A few days ago, a small number of Los Angeles clergy were invited to listen to Natan Sharansky present his compromise plan for the Kotel. (I hope to write more about that later.) Before going (and I was the only Orthodox representative who showed up), I conferred about strategy with others who had attended similar meetings elsewhere. Whatever I planned to say was quickly negated by an emotional presentation by the outgoing head of the LA Board of Rabbis, who spoke of her own experience facing the hooligans last Rosh Chodesh. Rabbi HaLevy came over to me at the conclusion of the program, and said that she had something she wished to share. “In the melee, the doors of the bus I was supposed to leave on closed in front of me, leaving me there scared and vulnerable. A haredi woman sensed my feelings, and came over to me, telling me that those who had acted violently in no manner or from represented the women who had gathered to pray. ‘This is not the way we teach our children to act,’ she said.”
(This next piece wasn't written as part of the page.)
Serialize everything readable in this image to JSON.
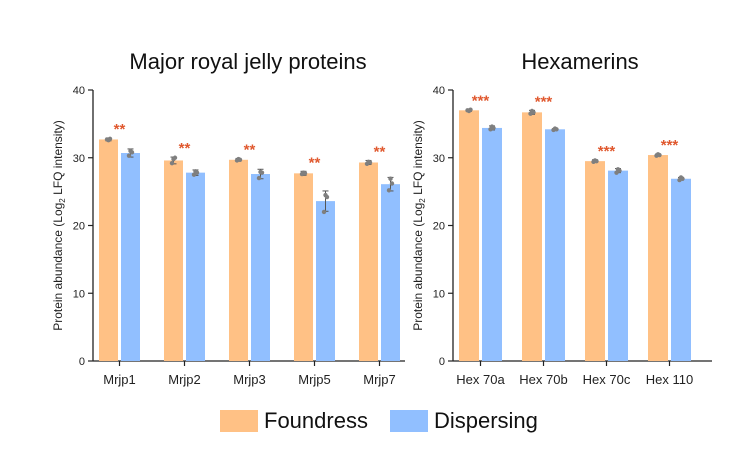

The explanation of a solitary, anonymous woman did not quite erase all the negativity of her experience, but it certainly reframed the experience of a Women of the Wall sympathizer, so that she did not see it as reflecting upon the conduct of authentic Torah Jews.
We distance ourselves from the misbehavior of the extremists, telling everyone that they act as individuals, not as a reflection of the community. We should keep in mind a corrolary to this. The black marks left by irresponsible lone-wolves can sometimes be undone by responsible lone-angels.